For years I had heard about it: A story called “The Web of the Game” by celebrated baseball writer Roger Angell, who wrote about a college pitchers’ duel in May of 1981 between future Met Ron Darling and future Twin Frank Viola. The story is included in a collection of Angell’s writing called “Game Time,” which I snapped up at a Port Townsend bookstore over the weekend.
Yale's Ron Darling and @StJohnU's @FrankViola16 locked horns in one of the greatest pitchers' duels of all time on this date in 1981. pic.twitter.com/SfXVZvciAS
— The Twins Almanac (@TwinsAlmanac) May 21, 2018
This Twins fan, though, must confess: I was disappointed. It is not a blow-by-blow account of the work Darling and Viola did that day. In fact, it’s less about the game and more about Angell, 91-year-old former pitcher Smoky Joe Wood and former New Haven mayor and Yale booster Richard Lee and their observations that afternoon of Yale University vs. St. John’s University.
It also suffers from what we might now call “New England bias.”
There’s plenty about Yale and Darling and Wood, who once won 34 games for the Boston Red Sox, and Lee and Angell’s delight in meeting Wood, who also later coached the Yale University baseball team after his playing days were over. A baseball game can’t be played without an opponent, so we finally learn that Darling will face Viola of working-class St. John’s University of Queens, New York.
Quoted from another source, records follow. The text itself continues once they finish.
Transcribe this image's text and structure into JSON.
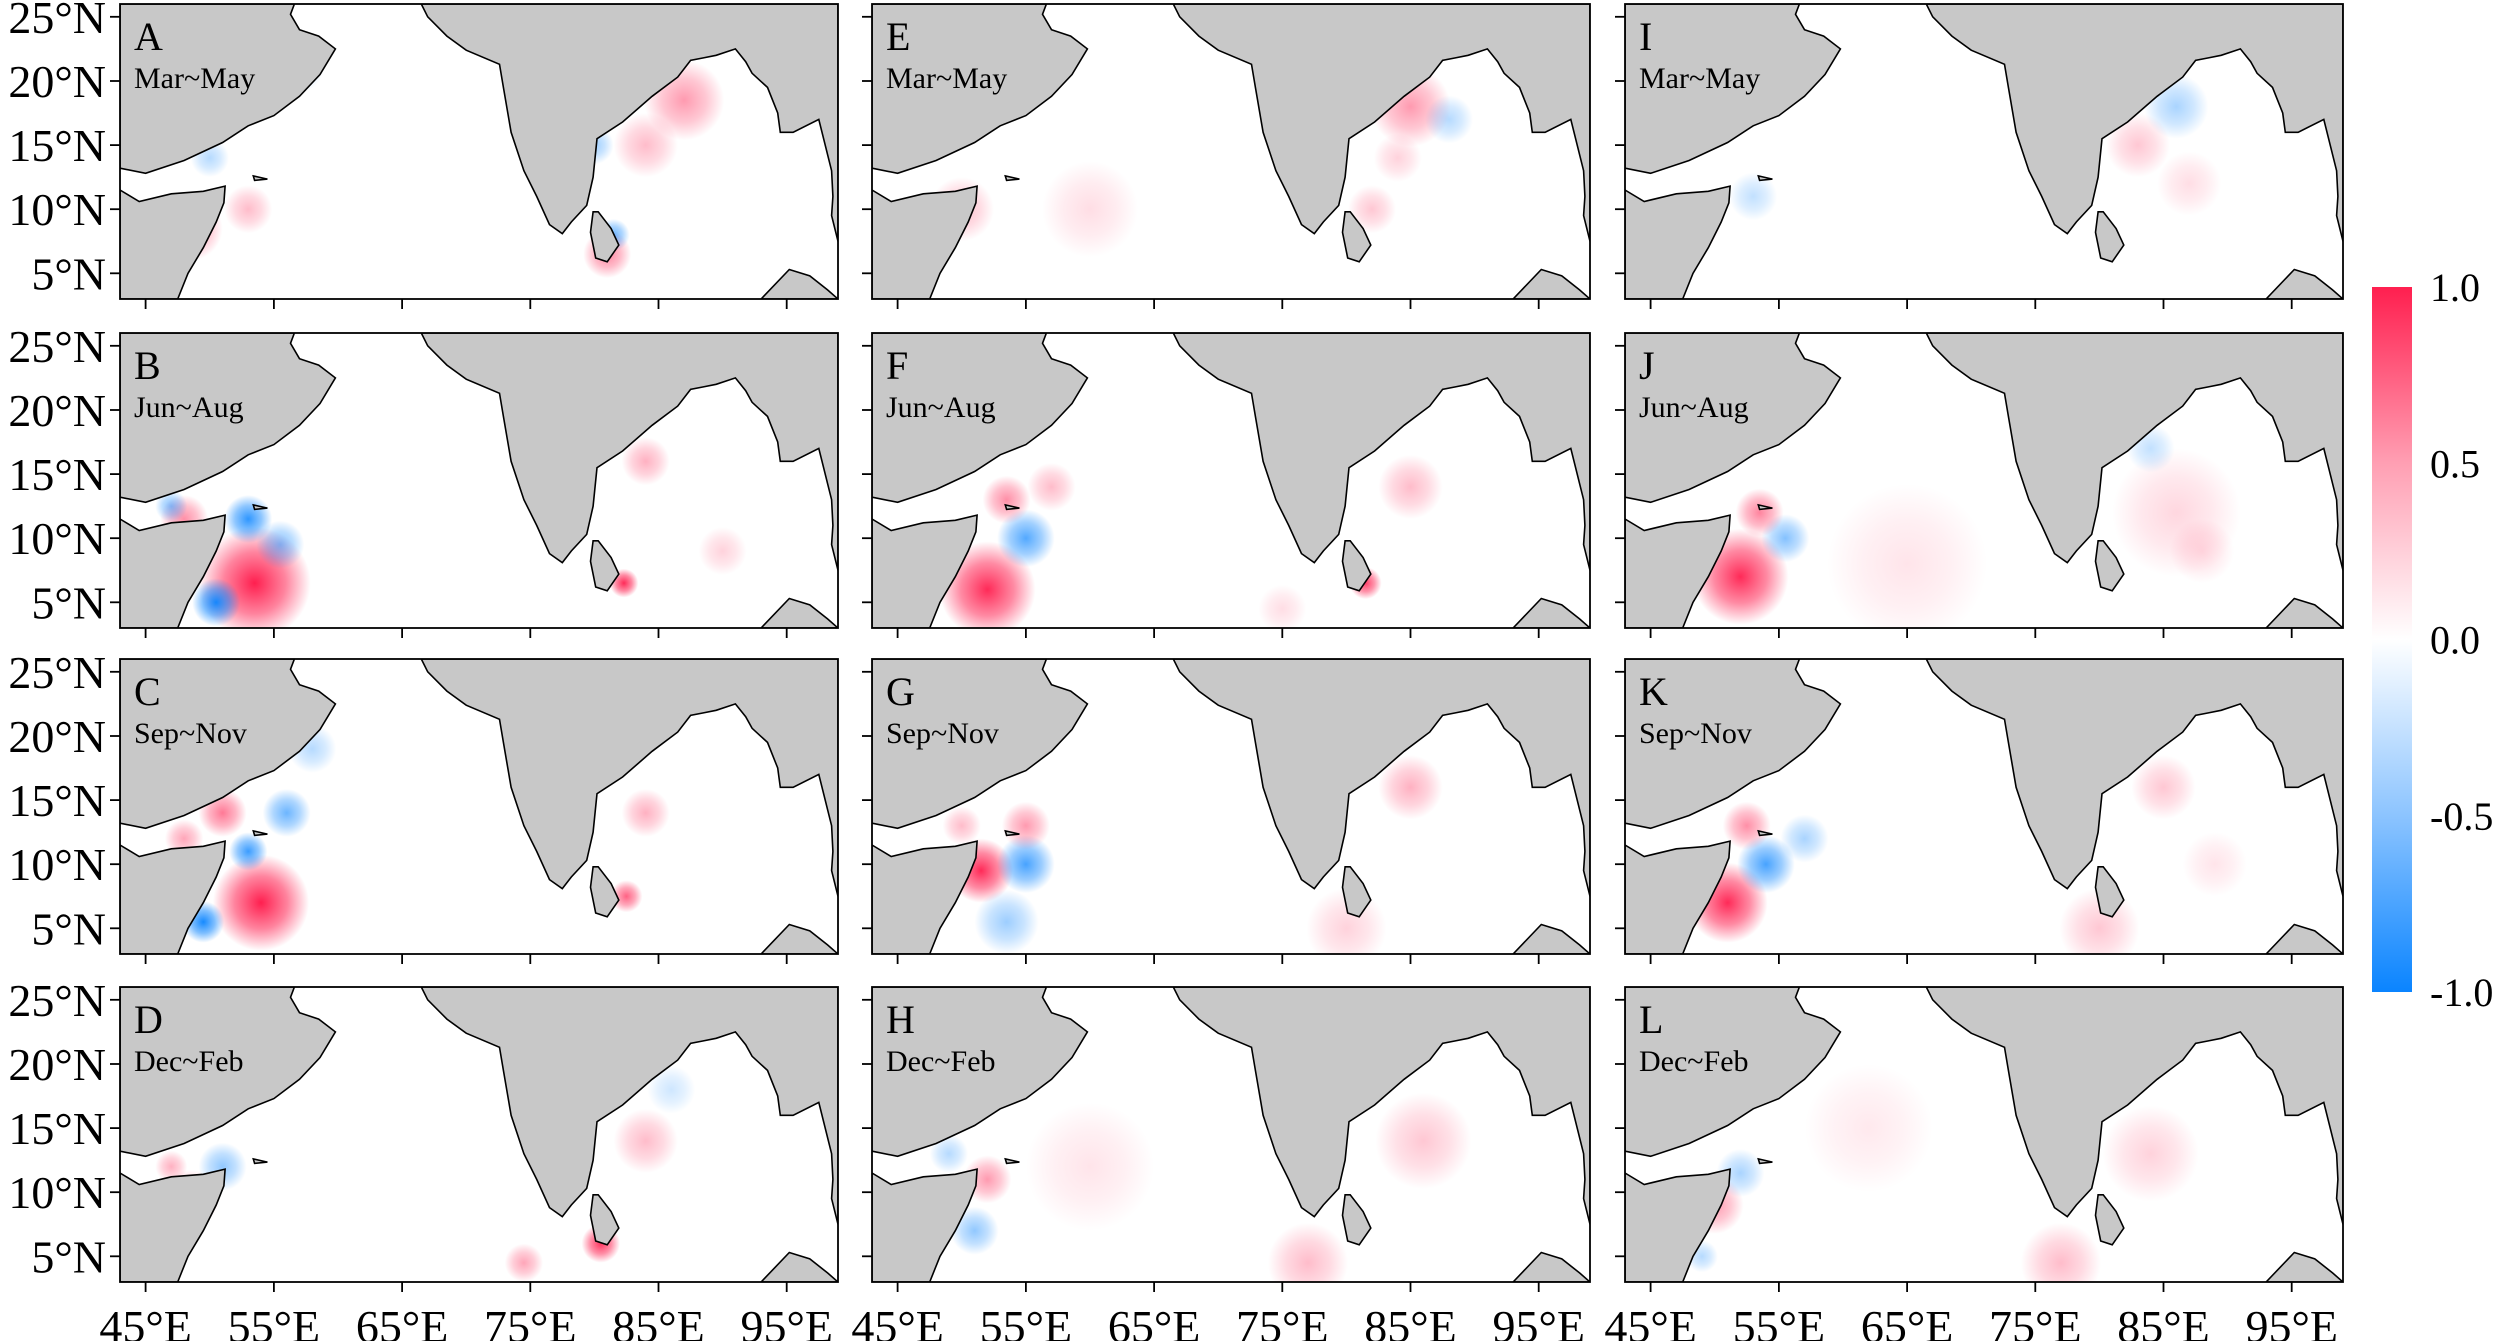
{
  "chart_data": {
    "type": "heatmap",
    "layout": "4 rows x 3 columns of regional maps",
    "title": "",
    "xlabel": "",
    "ylabel": "",
    "x_ticks": [
      "45°E",
      "55°E",
      "65°E",
      "75°E",
      "85°E",
      "95°E"
    ],
    "y_ticks": [
      "25°N",
      "20°N",
      "15°N",
      "10°N",
      "5°N"
    ],
    "xlim": [
      43,
      99
    ],
    "ylim": [
      3,
      26
    ],
    "land_color": "#c8c8c8",
    "colorbar": {
      "ticks": [
        "1.0",
        "0.5",
        "0.0",
        "-0.5",
        "-1.0"
      ],
      "range": [
        -1.0,
        1.0
      ],
      "color_max": "#ff1f4f",
      "color_zero": "#ffffff",
      "color_min": "#0a84ff"
    },
    "panels": [
      {
        "letter": "A",
        "season": "Mar~May",
        "intensity": 0.5,
        "blobs": [
          [
            48.5,
            8.5,
            2,
            0.5
          ],
          [
            53,
            10,
            1.5,
            0.3
          ],
          [
            87,
            18.5,
            2.5,
            0.45
          ],
          [
            84,
            15,
            2,
            0.3
          ],
          [
            81,
            6.5,
            1.5,
            0.55
          ],
          [
            81.5,
            8,
            1,
            -0.6
          ],
          [
            80,
            15,
            1.2,
            -0.4
          ],
          [
            50,
            14,
            1.2,
            -0.3
          ],
          [
            57,
            21,
            1.5,
            -0.25
          ]
        ]
      },
      {
        "letter": "B",
        "season": "Jun~Aug",
        "intensity": 1.0,
        "blobs": [
          [
            53.5,
            6.5,
            3.5,
            1.0
          ],
          [
            50.5,
            5,
            1.5,
            -0.95
          ],
          [
            53,
            11.5,
            1.5,
            -0.85
          ],
          [
            55.5,
            9.5,
            1.5,
            -0.5
          ],
          [
            82.3,
            6.5,
            0.9,
            0.95
          ],
          [
            48,
            11.5,
            1.5,
            0.5
          ],
          [
            84,
            16,
            1.5,
            0.35
          ],
          [
            90,
            9,
            1.5,
            0.2
          ],
          [
            47,
            12.5,
            1,
            -0.5
          ]
        ]
      },
      {
        "letter": "C",
        "season": "Sep~Nov",
        "intensity": 1.0,
        "blobs": [
          [
            54,
            7,
            3,
            1.0
          ],
          [
            49.5,
            5.5,
            1.3,
            -0.95
          ],
          [
            53,
            11,
            1.2,
            -0.8
          ],
          [
            56,
            14,
            1.5,
            -0.6
          ],
          [
            51,
            14,
            1.5,
            0.6
          ],
          [
            82.5,
            7.5,
            1,
            0.7
          ],
          [
            84,
            14,
            1.5,
            0.35
          ],
          [
            58,
            19,
            1.5,
            -0.3
          ],
          [
            48,
            12,
            1.2,
            0.4
          ]
        ]
      },
      {
        "letter": "D",
        "season": "Dec~Feb",
        "intensity": 0.55,
        "blobs": [
          [
            80.5,
            6,
            1.2,
            0.9
          ],
          [
            48.5,
            9.5,
            1.8,
            0.4
          ],
          [
            51,
            12,
            1.5,
            -0.45
          ],
          [
            84,
            14,
            2,
            0.3
          ],
          [
            74.5,
            4.5,
            1.2,
            0.4
          ],
          [
            47,
            12,
            1,
            0.35
          ],
          [
            86,
            18,
            1.5,
            -0.2
          ]
        ]
      },
      {
        "letter": "E",
        "season": "Mar~May",
        "intensity": 0.35,
        "blobs": [
          [
            85,
            18,
            2.5,
            0.45
          ],
          [
            88,
            17,
            1.5,
            -0.3
          ],
          [
            50,
            10,
            2,
            0.3
          ],
          [
            82,
            10,
            1.5,
            0.25
          ],
          [
            60,
            10,
            3,
            0.15
          ],
          [
            84,
            14,
            1.5,
            0.2
          ]
        ]
      },
      {
        "letter": "F",
        "season": "Jun~Aug",
        "intensity": 0.85,
        "blobs": [
          [
            52,
            6,
            3,
            0.95
          ],
          [
            55,
            10,
            1.8,
            -0.7
          ],
          [
            53.5,
            13,
            1.5,
            0.5
          ],
          [
            81.5,
            6.5,
            1,
            0.85
          ],
          [
            85,
            14,
            2,
            0.3
          ],
          [
            57,
            14,
            1.5,
            0.3
          ],
          [
            75,
            4.5,
            1.5,
            0.15
          ]
        ]
      },
      {
        "letter": "G",
        "season": "Sep~Nov",
        "intensity": 0.85,
        "blobs": [
          [
            51.5,
            9.5,
            2,
            0.95
          ],
          [
            55,
            10,
            1.8,
            -0.75
          ],
          [
            53.5,
            5.5,
            2,
            -0.4
          ],
          [
            55,
            13,
            1.5,
            0.45
          ],
          [
            85,
            16,
            2,
            0.35
          ],
          [
            80,
            5,
            2.5,
            0.2
          ],
          [
            50,
            13,
            1.2,
            0.3
          ]
        ]
      },
      {
        "letter": "H",
        "season": "Dec~Feb",
        "intensity": 0.4,
        "blobs": [
          [
            51,
            7,
            1.5,
            -0.45
          ],
          [
            52,
            11,
            1.5,
            0.45
          ],
          [
            77,
            4.5,
            2.5,
            0.3
          ],
          [
            86,
            14,
            3,
            0.25
          ],
          [
            60,
            12,
            4,
            0.12
          ],
          [
            49,
            13,
            1.2,
            -0.3
          ]
        ]
      },
      {
        "letter": "I",
        "season": "Mar~May",
        "intensity": 0.3,
        "blobs": [
          [
            86,
            18,
            2,
            -0.35
          ],
          [
            83,
            15,
            2,
            0.25
          ],
          [
            48,
            9,
            2,
            0.3
          ],
          [
            53,
            11,
            1.5,
            -0.25
          ],
          [
            87,
            12,
            2,
            0.15
          ]
        ]
      },
      {
        "letter": "J",
        "season": "Jun~Aug",
        "intensity": 0.85,
        "blobs": [
          [
            52,
            7,
            3,
            0.95
          ],
          [
            55.5,
            10,
            1.5,
            -0.5
          ],
          [
            53.5,
            12,
            1.5,
            0.55
          ],
          [
            86,
            12,
            4,
            0.18
          ],
          [
            65,
            8,
            5,
            0.12
          ],
          [
            84,
            17,
            1.5,
            -0.25
          ],
          [
            88,
            9,
            2,
            0.15
          ]
        ]
      },
      {
        "letter": "K",
        "season": "Sep~Nov",
        "intensity": 0.85,
        "blobs": [
          [
            51,
            7,
            2.5,
            0.95
          ],
          [
            54,
            10,
            1.8,
            -0.75
          ],
          [
            52.5,
            13,
            1.5,
            0.5
          ],
          [
            57,
            12,
            1.5,
            -0.35
          ],
          [
            85,
            16,
            2,
            0.25
          ],
          [
            80,
            5,
            2.5,
            0.25
          ],
          [
            89,
            10,
            2,
            0.12
          ]
        ]
      },
      {
        "letter": "L",
        "season": "Dec~Feb",
        "intensity": 0.4,
        "blobs": [
          [
            50,
            9,
            1.8,
            0.45
          ],
          [
            52,
            11.5,
            1.5,
            -0.35
          ],
          [
            77,
            4.5,
            2.5,
            0.3
          ],
          [
            84,
            13,
            3,
            0.2
          ],
          [
            62,
            15,
            4,
            0.1
          ],
          [
            49,
            5,
            1,
            -0.3
          ]
        ]
      }
    ]
  }
}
The story gushes about Darling. Former mayor Lee compares him to Hall of Fame pitcher Carl Hubbell. Thankfully, Wood’s many years of baseball wisdom shoots down that comparison. Instead, he knocks him down a notch and compares him to Dennis Eckersley.
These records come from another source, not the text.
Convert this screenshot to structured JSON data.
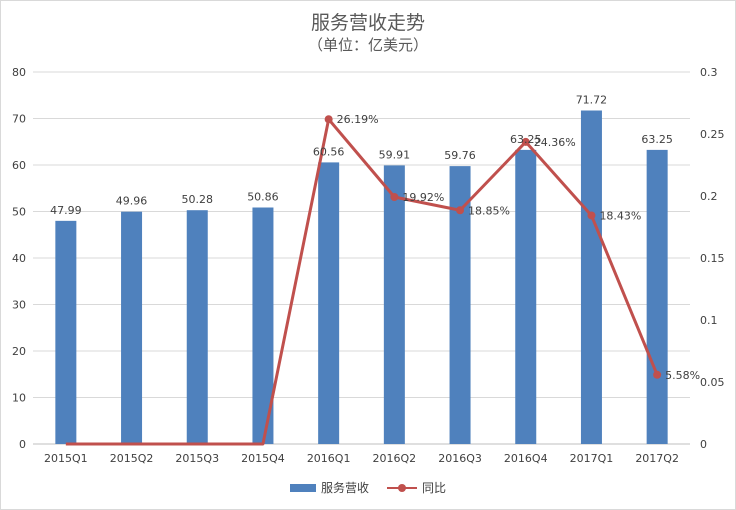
{
  "chart_data": {
    "type": "bar",
    "title": "服务营收走势",
    "subtitle": "（单位：亿美元）",
    "categories": [
      "2015Q1",
      "2015Q2",
      "2015Q3",
      "2015Q4",
      "2016Q1",
      "2016Q2",
      "2016Q3",
      "2016Q4",
      "2017Q1",
      "2017Q2"
    ],
    "series": [
      {
        "name": "服务营收",
        "type": "bar",
        "axis": "left",
        "color": "#4f81bd",
        "values": [
          47.99,
          49.96,
          50.28,
          50.86,
          60.56,
          59.91,
          59.76,
          63.25,
          71.72,
          63.25
        ],
        "labels": [
          "47.99",
          "49.96",
          "50.28",
          "50.86",
          "60.56",
          "59.91",
          "59.76",
          "63.25",
          "71.72",
          "63.25"
        ]
      },
      {
        "name": "同比",
        "type": "line",
        "axis": "right",
        "color": "#c0504d",
        "values": [
          0,
          0,
          0,
          0,
          0.2619,
          0.1992,
          0.1885,
          0.2436,
          0.1843,
          0.0558
        ],
        "labels": [
          "",
          "",
          "",
          "",
          "26.19%",
          "19.92%",
          "18.85%",
          "24.36%",
          "18.43%",
          "5.58%"
        ]
      }
    ],
    "y_left": {
      "min": 0,
      "max": 80,
      "ticks": [
        "0",
        "10",
        "20",
        "30",
        "40",
        "50",
        "60",
        "70",
        "80"
      ]
    },
    "y_right": {
      "min": 0,
      "max": 0.3,
      "ticks": [
        "0",
        "0.05",
        "0.1",
        "0.15",
        "0.2",
        "0.25",
        "0.3"
      ]
    },
    "grid": true,
    "legend_position": "bottom"
  }
}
What do we learn about Viola? Not much. We know he was 9-0 with a 1.00 ERA, and while Darling has a Tom Seaver-like fastball, Viola has the “stuff and poise of a veteran relief pitcher.”
Angell on Viola:
“A lanky, sharp-shouldered lefty, he threw an assortment of speeds and spins, mostly sinkers and down-darting sliders, that had Yale batters swinging from their shoe tops and, for the most part, hammering the ball into the dirt.”
Darling, admittedly, pitches a whale of a game. He no-hits St. John’s for 11 innings, but Yale didn’t win that day. It’s not until the very end of the story that you learn that Viola and a reliever shut out Yale 1-0 in 12 innings. Viola struck out eight with four walks in 11 innings, while Darling went the distance, allowing one unearned run with five walks and 16 strikeouts.
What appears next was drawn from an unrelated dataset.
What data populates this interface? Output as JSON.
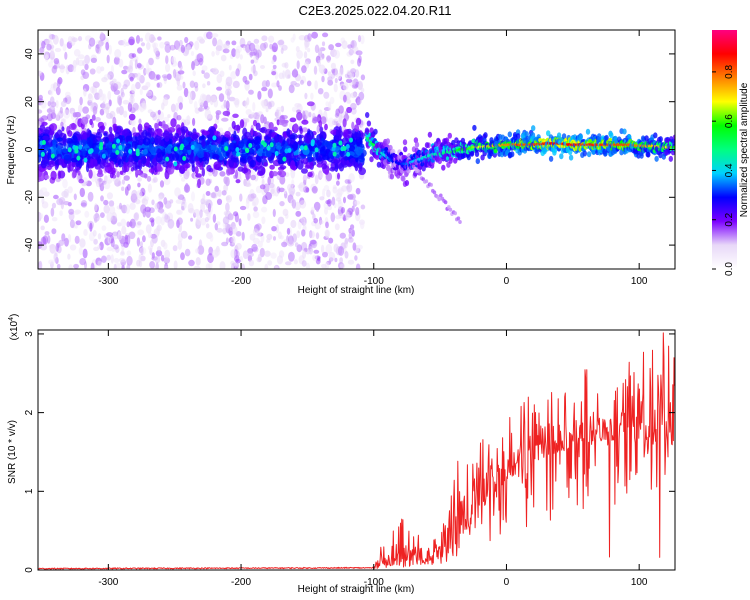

From the point of view of a Twins fan, the story was disappointing, but it was still interesting and Angell clearly is a gifted writer. His story about former Pittsburgh Pirates’ pitcher Steve Blass, who essentially woke up one morning and could no longer throw strikes, is one of the best baseball stories I’ve ever read.
How would it end for Darling and Viola? Darling would be drafted ninth by the Texas Rangers, while Viola would be the 37th pick of the Twins.
-So much for the winning streak. It ended at five games Tuesday after the Twins lost 9-4 to the Royals. Let’s not get our hopes up just yet, Twins fans.